If the wolves were here, they had chosen a good hiding place. Anyone who approached would need to wade slowly through the narrow passageway. The crackling shale floor slowly disappeared beneath a thick coat of watery muck. Bliss felt her feet sinking into the mud and was glad she’d worn boots that laced tightly. She heard Lawson curse as he tried to walk but found that his boot was stuck. When he pulled up his foot, he was shoeless.

“Everything all right back there?” Edon whispered from the vanguard.

“Miserable place for a midnight walk,” Lawson muttered.

Bliss couldn’t agree more. She was knee-deep in the coarse muck, unable to move as freezing water poured over her legs. It flowed through the mud and dripped down the loose shale walls. There was only the sound of water dripping.

Then Malcolm dry-heaved.

She exchanged stricken glances with Lawson, who stood frozen, still holding his shoe. “No one move,” Lawson whispered as he pushed his way toward her through the mud, retrieved boot in hand.
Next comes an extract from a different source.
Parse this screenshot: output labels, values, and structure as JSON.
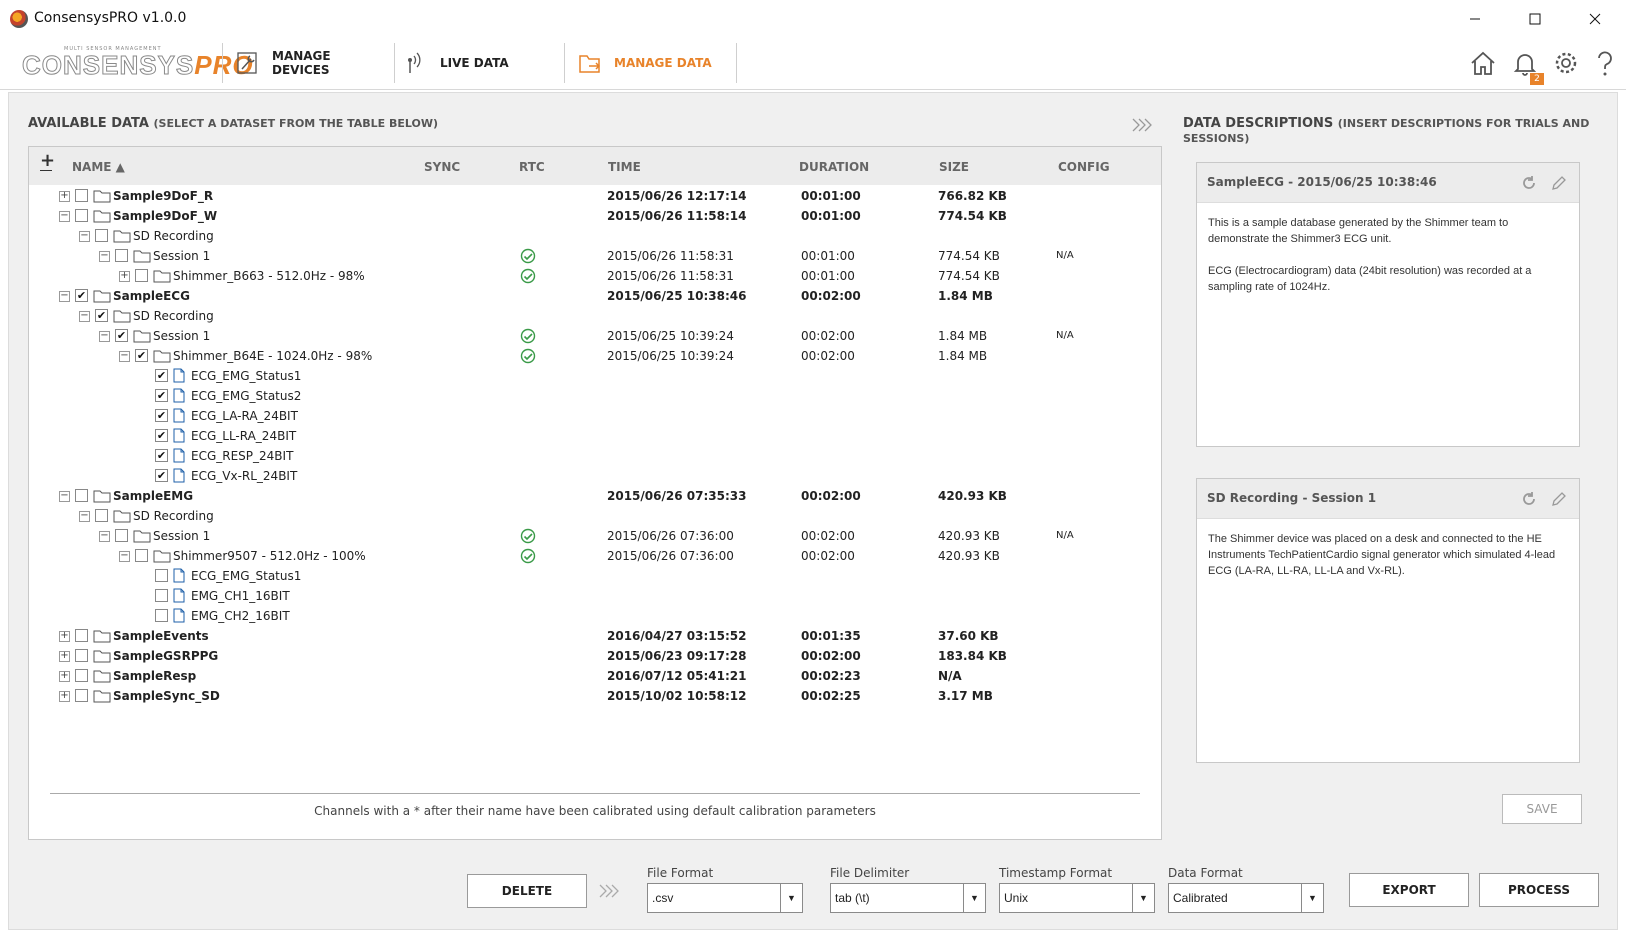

Bliss held her breath as Lawson looked right, then left. What was it he’d told her earlier? Hellhounds faded in the sunlight. They were easier to see in the dark. She squinted. She couldn’t see anything. “Where are they?” she asked.

“I don’t know…I can’t hear them. Malcolm?”

The youngest boy shook his head, wiped his mouth with his sleeve. “I’m not sure. I thought I felt something....”

“Where’s Ahramin?” Lawson demanded, noticing they were missing one member of the group.

“She was here a moment ago…” Edon replied. “You don’t think…” He shook his head, his forehead crinkling with worry. “No…she couldn’t…she wouldn’t…”

Before anyone could answer, there was a scramble in the darkness. A roar, a growl, a flash of teeth in the inky night. “There!” Bliss cried, seeing the dark girl appear out of the shadows. Lawson leapt, turning into a wolf to chase her down, but someone else got there first.

There was a flash of white, and Ahramin lay on the ground, paralyzed. Edon ran to her but he was shot down just as easily.

Bliss looked around as she and Rafe shielded Malcolm behind them. All around them, in the blackness, shapes began to emerge from the shadows. But the beasts did not have the telltale silver and crimson markings of the hellhounds.

“Wolves,” she breathed. They were hiding in the earth, blending in with the black mud of the riverbed. She could see them now as they moved out of the darkness. Their lupine forms changed into human features, until they stood in front of them as boys and girls in ragged clothing. She could see their resemblance to Lawson and his brothers.